Deep guide · India
Lumpsum calculator — one-time investment growth
Deploy ₹30,00,000 once at 11% a year for 11 years, and this illustration lands near ₹94,55,272 — about ₹64,55,272 in growth on top of principal. Weigh that against drip-feeding the same capacity through monthly SIPs when you think about timing risk.
A lumpsum puts every rupee to work from day one — strong when you accept today’s entry level and can stay long; harder when you prefer to average in. The math here uses one annual compounding step for clarity; it is not a scheme document.
What follows: your baseline, tenure and principal grids, return sensitivity, and a SIP contrast. Market-linked funds do not promise the assumed rate.
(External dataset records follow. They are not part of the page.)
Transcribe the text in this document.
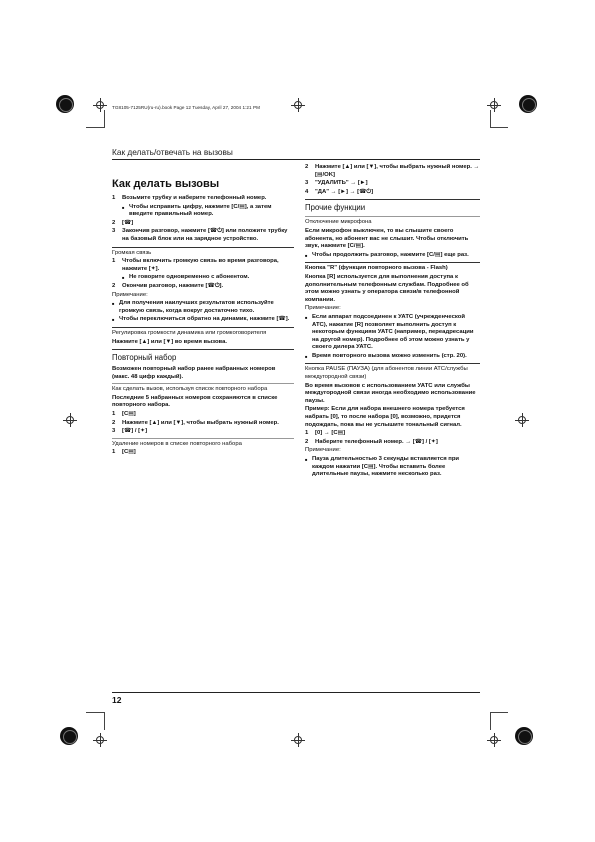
TG8105-7125RU(ru-ru).book Page 12 Tuesday, April 27, 2004 1:21 PM
Как делать/отвечать на вызовы
Как делать вызовы
1 Возьмите трубку и наберите телефонный номер.
■ Чтобы исправить цифру, нажмите [C/▤], а затем введите правильный номер.
2 [☎]
3 Закончив разговор, нажмите [☎⏻] или положите трубку на базовый блок или на зарядное устройство.
Громкая связь
1 Чтобы включить громкую связь во время разговора, нажмите [✦].
■ Не говорите одновременно с абонентом.
2 Окончив разговор, нажмите [☎⏻].
Примечание:
■ Для получения наилучших результатов используйте громкую связь, когда вокруг достаточно тихо.
■ Чтобы переключиться обратно на динамик, нажмите [☎].
Регулировка громкости динамика или громкоговорителя
Нажмите [▲] или [▼] во время вызова.
Повторный набор
Возможен повторный набор ранее набранных номеров (макс. 48 цифр каждый).
Как сделать вызов, используя список повторного набора
Последние 5 набранных номеров сохраняются в списке повторного набора.
1 [C▤]
2 Нажмите [▲] или [▼], чтобы выбрать нужный номер.
3 [☎] / [✦]
Удаление номеров в списке повторного набора
1 [C▤]
2 Нажмите [▲] или [▼], чтобы выбрать нужный номер. → [▤/OK]
3 "УДАЛИТЬ" → [►]
4 "ДА" → [►] → [☎⏻]
Прочие функции
Отключение микрофона
Если микрофон выключен, то вы слышите своего абонента, но абонент вас не слышит. Чтобы отключить звук, нажмите [C/▤].
■ Чтобы продолжить разговор, нажмите [C/▤] еще раз.
Кнопка "R" (функция повторного вызова - Flash)
Кнопка [R] используется для выполнения доступа к дополнительным телефонным службам. Подробнее об этом можно узнать у оператора связи/в телефонной компании.
Примечание:
■ Если аппарат подсоединен к УАТС (учрежденческой АТС), нажатие [R] позволяет выполнить доступ к некоторым функциям УАТС (например, переадресации на другой номер). Подробнее об этом можно узнать у своего дилера УАТС.
■ Время повторного вызова можно изменить (стр. 20).
Кнопка PAUSE (ПАУЗА) (для абонентов линии АТС/службы междугородной связи)
Во время вызовов с использованием УАТС или службы междугородной связи иногда необходимо использование паузы.
Пример: Если для набора внешнего номера требуется набрать [0], то после набора [0], возможно, придется подождать, пока вы не услышите тональный сигнал.
1 [0] → [C▤]
2 Наберите телефонный номер. → [☎] / [✦]
Примечание:
■ Пауза длительностью 3 секунды вставляется при каждом нажатии [C▤]. Чтобы вставить более длительные паузы, нажмите несколько раз.
12
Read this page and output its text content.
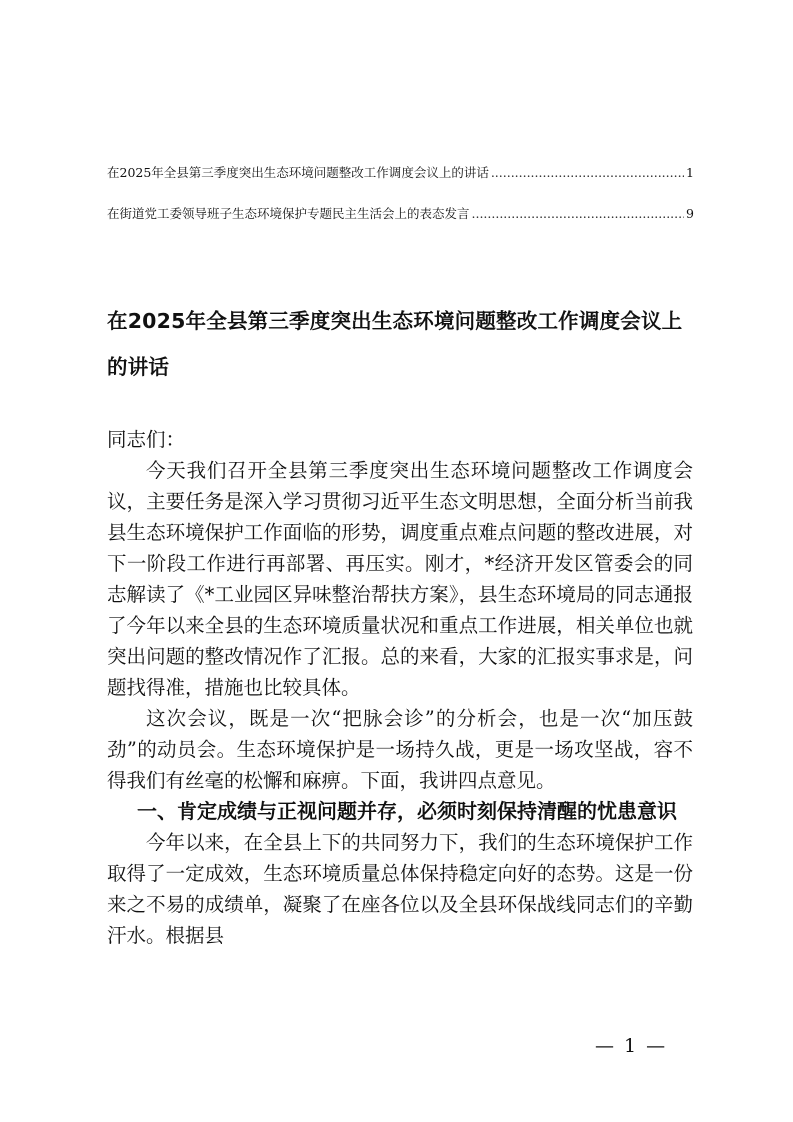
在2025年全县第三季度突出生态环境问题整改工作调度会议上的讲话 .....	1
在街道党工委领导班子生态环境保护专题民主生活会上的表态发言 .....	9
在2025年全县第三季度突出生态环境问题整改工作调度会议上的讲话

同志们：

今天我们召开全县第三季度突出生态环境问题整改工作调度会议，主要任务是深入学习贯彻习近平生态文明思想，全面分析当前我县生态环境保护工作面临的形势，调度重点难点问题的整改进展，对下一阶段工作进行再部署、再压实。刚才，*经济开发区管委会的同志解读了《*工业园区异味整治帮扶方案》，县生态环境局的同志通报了今年以来全县的生态环境质量状况和重点工作进展，相关单位也就突出问题的整改情况作了汇报。总的来看，大家的汇报实事求是，问题找得准，措施也比较具体。

这次会议，既是一次“把脉会诊”的分析会，也是一次“加压鼓劲”的动员会。生态环境保护是一场持久战，更是一场攻坚战，容不得我们有丝毫的松懈和麻痹。下面，我讲四点意见。

一、肯定成绩与正视问题并存，必须时刻保持清醒的忧患意识

今年以来，在全县上下的共同努力下，我们的生态环境保护工作取得了一定成效，生态环境质量总体保持稳定向好的态势。这是一份来之不易的成绩单，凝聚了在座各位以及全县环保战线同志们的辛勤汗水。根据县

— 1 —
How this lumpsum growth model works
We apply the stated annual return once per year to the running balance — a simple compounding loop that separates principal, accumulated interest, and maturity. Real mutual funds mark to market daily; this model smooths returns into one annual step so you can compare scenarios quickly.
Calculation breakdown
- Principal: ₹30,00,000
- Estimated interest: ₹64,55,272
- Estimated maturity: ₹94,55,272
Scenario comparison
Different tenures
| Years | Interest | Maturity |
|---|---|---|
| 5 | ₹20,55,174 | ₹50,55,174 |
| 10 | ₹55,18,263 | ₹85,18,263 |
| 15 | ₹1,13,53,768 | ₹1,43,53,768 |
| 20 | ₹2,11,86,935 | ₹2,41,86,935 |
Different principal amounts (±15–25%)
| Scenario | Principal | Interest | Maturity |
|---|---|---|---|
| -25% vs base | ₹22,50,000 | ₹48,41,454 | ₹70,91,454 |
| -15% vs base | ₹25,50,000 | ₹54,86,981 | ₹80,36,981 |
| 15% vs base | ₹34,50,000 | ₹74,23,563 | ₹1,08,73,563 |
| 25% vs base | ₹37,50,000 | ₹80,69,090 | ₹1,18,19,090 |
Different return assumptions (same P and tenure)
| Scenario | Rate | Interest | Maturity |
|---|---|---|---|
| -25% vs base | 8.3% | ₹42,11,644 | ₹72,11,644 |
| -15% vs base | 9.4% | ₹50,59,569 | ₹80,59,569 |
| Base rate | 11% | ₹64,55,272 | ₹94,55,272 |
| 15% vs base | 12.6% | ₹80,67,348 | ₹1,10,67,348 |
| 25% vs base | 13.8% | ₹94,36,155 | ₹1,24,36,155 |
Comparison: lumpsum vs SIP (illustrative)
For perspective, an illustrative SIP of ₹22,727 per month at 12% for 11 years could land near ₹62,41,171 — different risk/return path than a one-time lumpsum; not a recommendation.
Lumpsum vs SIP is not a moral choice — it is a cash-flow and risk trade-off. If you already hold a large corpus, lumpsum deployment may be appropriate; if you are early in your career, SIPs can enforce discipline. Use both calculators on EasyCal to stress-test assumptions.
Frequently asked questions
- What is the future value of ₹30,00,000 at 11% for 11 years?
- Under annual compounding (illustrative), maturity is about ₹94,55,272 with interest near ₹64,55,272. Actual mutual fund lumpsum returns are not guaranteed.
- Lumpsum vs SIP — which is better?
- Lumpsum deploys capital immediately; SIP spreads entries over time. Risk/return profiles differ — use both calculators for perspective.
- Is this mutual fund lumpsum calculator India specific?
- It uses rupee amounts and common search intent for Indian investors; returns are illustrative, not a fund quote.
- Does this include tax?
- No — capital gains tax rules vary by asset and holding period.
- Can I change the return assumption?
- Yes — rerun with a lower rate for conservative planning.
- Where can I explore more scenarios?
- Use the internal links below for nearby principals, tenures, and rates.
Internal linking — related lumpsum calculator pages
Explore nearby scenarios on EasyCal — each link opens a calculator page with matching inputs (programmatic SEO).
- Lumpsum — 31 lakh · 11 years @ 11%
- Lumpsum — 32 lakh · 11 years @ 11%
- Lumpsum — 35 lakh · 11 years @ 11%
- Lumpsum — 40 lakh · 11 years @ 11%
- Lumpsum — 29 lakh · 11 years @ 11%
- Lumpsum — 28 lakh · 11 years @ 11%
- Lumpsum — 25 lakh · 11 years @ 11%
- Lumpsum — 45 lakh · 11 years @ 11%
- Lumpsum — 20 lakh · 11 years @ 11%
- Lumpsum — 30 lakh · 13 years @ 11%
Illustrative compounding only — not investment advice.